Jilian fait au moins 1,63m. Ce qui est vraiment impressionnant pour un homme. Ou pas. Il est de taille moyenne, mais la silhouette fine, élancée. Une petite perche donc. D'autant plus que ce ne sont pas ses 55kg tout mouillé qui vont changer grand chose à l'affaire. De grands bras tout fins et l’habitude de circuler sur la pointe des pieds pour trouver ce qu’il souhaite lui donnent une allure de croissant de lune alcoolisé. Peut-être est-ce cette petite taille qui lui a permis d’acquérir une souplesse des plus étranges. À moins que ça ne soit des années de cours de gymnastique. Allez savoir.

Son œil gauche est aveugle suite à un accident de caillou quand il était petit. Disons qu’il jouait à la guerre avec des amis et qu’il a perdu... Il conserve une petite cicatrice au coin de l’œil, comme un trait d’eye-liner directement dans la peau. Si elle reste tout ce qu’il y a de plus discret, il est toujours persuadé que tout le monde a constamment le regard fixé dessus. Il a donc l’habitude de porter des lentilles de contact rouge pour détourner l’attention des gens. De plus, ces lentilles ont l'incroyable pouvoir de cacher des yeux d'une banalité extrême : un genre de marron banal comme on en voit chez tant de gens, tellement de gens qu'on oublie même qu'il s'agit d'une couleur particulière. Un peu comme le fait que les routes soient grises. Personne ne se dit "tiens, cette route est grise", les routes sont grises, point. Et bien, les yeux de Jilian, au naturel, sont marrons, point. Il n'y a pas de remarque spécifique à faire là-dessus. Du coup, des lentilles rouges, c'est quand même beaucoup plus rigolo.

Brun d’origine, il décolore ses cheveux en blanc. À la base, il souhaitait pouvoir les teindre en rouge pour qu’ils soient assortis à ses lentilles. Toutefois, il n’a jamais pu trouver le parfait dosage et les teintes ne correspondaient jamais vraiment, ce qui avait le don de l’agacer prodigieusement. D'autant que ses cheveux naturels étaient de la même teinte banale que ses yeux. Alors si la nature y arrivait, c'était ridicule qu'avec la technologie cosmétique de notre temps, il n'y arrive pas non plus. Qui plus est, c’était peut-être un peu trop. Il a donc opté pour un look à  base de cheveux blancs, qu’il porte longs. Il les noue en général d’un ruban dont la couleur varie en fonction de ses humeurs (et sa motivation à chercher ou non un ruban). Il déteste les porter détachés ceci dit.

Afin de parachever cette esthétique décalée, il aime à porter des vêtements amples dont les manches sont trop grandes pour lui, ce qui n’est pas si dur à trouver vu sa taille.

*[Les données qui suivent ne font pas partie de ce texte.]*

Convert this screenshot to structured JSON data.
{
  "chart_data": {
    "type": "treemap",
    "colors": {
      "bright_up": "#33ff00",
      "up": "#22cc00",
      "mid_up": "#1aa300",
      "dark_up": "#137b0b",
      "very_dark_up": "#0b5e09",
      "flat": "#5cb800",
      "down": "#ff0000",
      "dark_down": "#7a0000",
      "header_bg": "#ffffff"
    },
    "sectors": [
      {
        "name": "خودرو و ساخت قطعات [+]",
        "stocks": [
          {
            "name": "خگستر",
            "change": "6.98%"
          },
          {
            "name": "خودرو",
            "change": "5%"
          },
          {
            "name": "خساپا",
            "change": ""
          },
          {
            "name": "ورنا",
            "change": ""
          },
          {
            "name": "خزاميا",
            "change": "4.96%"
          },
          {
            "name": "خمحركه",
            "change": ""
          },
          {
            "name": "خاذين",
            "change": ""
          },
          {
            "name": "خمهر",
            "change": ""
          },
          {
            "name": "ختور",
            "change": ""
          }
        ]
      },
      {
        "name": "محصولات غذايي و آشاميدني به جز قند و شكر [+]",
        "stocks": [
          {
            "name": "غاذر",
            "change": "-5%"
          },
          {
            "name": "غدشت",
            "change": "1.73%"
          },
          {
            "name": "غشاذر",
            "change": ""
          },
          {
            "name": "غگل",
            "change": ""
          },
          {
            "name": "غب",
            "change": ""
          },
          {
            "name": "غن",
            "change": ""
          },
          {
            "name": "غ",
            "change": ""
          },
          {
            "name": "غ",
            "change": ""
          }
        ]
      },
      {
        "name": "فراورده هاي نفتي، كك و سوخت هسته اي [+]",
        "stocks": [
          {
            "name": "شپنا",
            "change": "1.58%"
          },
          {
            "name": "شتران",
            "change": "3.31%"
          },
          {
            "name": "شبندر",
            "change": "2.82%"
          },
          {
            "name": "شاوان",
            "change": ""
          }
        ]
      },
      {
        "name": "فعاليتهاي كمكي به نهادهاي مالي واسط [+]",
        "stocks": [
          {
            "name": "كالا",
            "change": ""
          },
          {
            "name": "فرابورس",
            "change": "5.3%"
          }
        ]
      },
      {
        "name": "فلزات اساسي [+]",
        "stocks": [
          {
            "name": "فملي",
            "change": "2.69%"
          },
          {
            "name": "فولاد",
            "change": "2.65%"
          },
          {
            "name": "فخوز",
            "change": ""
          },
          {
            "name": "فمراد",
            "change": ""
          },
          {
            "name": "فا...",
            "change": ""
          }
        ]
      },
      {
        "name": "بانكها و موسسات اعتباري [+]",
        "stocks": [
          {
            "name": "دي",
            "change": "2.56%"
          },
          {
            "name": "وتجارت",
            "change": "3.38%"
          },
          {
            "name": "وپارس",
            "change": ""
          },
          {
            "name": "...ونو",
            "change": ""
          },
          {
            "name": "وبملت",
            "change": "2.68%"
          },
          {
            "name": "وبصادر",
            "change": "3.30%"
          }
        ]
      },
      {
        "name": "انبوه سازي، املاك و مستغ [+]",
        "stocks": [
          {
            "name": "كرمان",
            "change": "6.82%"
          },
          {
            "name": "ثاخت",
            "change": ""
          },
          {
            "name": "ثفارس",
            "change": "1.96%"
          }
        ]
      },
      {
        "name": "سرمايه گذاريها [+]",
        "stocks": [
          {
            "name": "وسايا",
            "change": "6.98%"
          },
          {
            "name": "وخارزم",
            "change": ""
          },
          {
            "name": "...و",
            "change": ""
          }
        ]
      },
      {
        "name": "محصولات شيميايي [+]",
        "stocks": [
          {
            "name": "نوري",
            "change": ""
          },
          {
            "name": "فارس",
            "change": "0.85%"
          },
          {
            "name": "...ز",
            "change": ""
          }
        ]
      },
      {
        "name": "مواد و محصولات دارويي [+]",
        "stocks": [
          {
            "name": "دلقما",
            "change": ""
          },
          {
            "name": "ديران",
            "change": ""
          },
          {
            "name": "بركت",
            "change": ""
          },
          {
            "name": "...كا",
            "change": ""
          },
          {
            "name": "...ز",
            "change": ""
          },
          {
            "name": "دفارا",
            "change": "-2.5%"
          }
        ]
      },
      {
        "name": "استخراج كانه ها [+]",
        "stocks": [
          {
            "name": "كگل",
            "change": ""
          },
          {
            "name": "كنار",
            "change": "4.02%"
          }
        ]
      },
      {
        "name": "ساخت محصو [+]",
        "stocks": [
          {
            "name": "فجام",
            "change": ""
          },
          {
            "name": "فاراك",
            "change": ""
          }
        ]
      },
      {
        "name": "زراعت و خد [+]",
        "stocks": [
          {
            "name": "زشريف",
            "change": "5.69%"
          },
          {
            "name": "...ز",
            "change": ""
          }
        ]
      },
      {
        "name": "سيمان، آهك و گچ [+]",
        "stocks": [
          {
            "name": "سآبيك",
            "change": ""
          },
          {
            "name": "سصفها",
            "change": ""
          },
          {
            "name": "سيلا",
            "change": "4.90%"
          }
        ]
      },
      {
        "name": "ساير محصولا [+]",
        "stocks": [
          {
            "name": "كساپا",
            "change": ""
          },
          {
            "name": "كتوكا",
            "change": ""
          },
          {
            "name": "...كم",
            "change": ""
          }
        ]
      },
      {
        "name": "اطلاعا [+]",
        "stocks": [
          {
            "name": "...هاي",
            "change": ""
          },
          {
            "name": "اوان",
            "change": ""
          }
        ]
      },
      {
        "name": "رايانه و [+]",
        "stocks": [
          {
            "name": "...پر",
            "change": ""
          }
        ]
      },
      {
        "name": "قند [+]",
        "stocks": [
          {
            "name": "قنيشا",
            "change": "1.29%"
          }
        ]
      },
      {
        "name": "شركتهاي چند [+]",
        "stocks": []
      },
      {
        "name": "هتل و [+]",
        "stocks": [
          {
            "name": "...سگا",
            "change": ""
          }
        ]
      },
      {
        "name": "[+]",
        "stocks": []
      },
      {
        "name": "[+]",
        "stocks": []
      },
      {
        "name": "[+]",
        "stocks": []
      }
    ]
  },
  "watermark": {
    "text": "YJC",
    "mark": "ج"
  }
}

Il porte constamment une étoffe nouée en nœud papillon autour du cou. S’il y tient comme à la prunelle de son œil droit, il n’est toutefois pas rare de la voir auréolée d’une ou plusieurs tâches de café. Loin d’être à la pointe de la mode, Jilian a tendance à préférer les vêtements de l’époque victorienne. Ou les costumes de pirate.  Chapeaux haut de forme ornés de fleurs font aussi régulièrement partie de la fête.

♛ Caractère
WHERE IS YOUR MIND?

Jilian est d’un naturel… bizarre. Les gens ont souvent du mal à le cerner. S’il aime les endroits calmes et évite les lieux trop fréquentés, il se transforme en véritable pile électrique dès que l’occasion se présente. Ce qui n’est finalement pas une combinaison si rare et étrange que ça, mais que voulez-vous, les gens sont bizarres. Jilian est simplement introverti. Il se méfie des personnes qu’il ne connaît pas et préfère rester tranquillement dans son coin à faire ses affaires que d’aller se mêler au reste du monde. Mais s’il jette son dévolu sur vous, c’est un ami loyal, toujours prêt à la moindre pitrerie pour vous arracher un sourire les jours de grande déprime. Derrière ses airs de ne s’intéresser à personne se cache en fait un petit cœur au caramel : dur à l’extérieur, mais collant à souhait à l’intérieur (avec une petite touche de sel pour la fantaisie). Il en faudra beaucoup pour que Jilian se détourne des personnes qui lui sont chères. Ceci dit, une fois la limite franchie, il est presque impossible de faire marche arrière…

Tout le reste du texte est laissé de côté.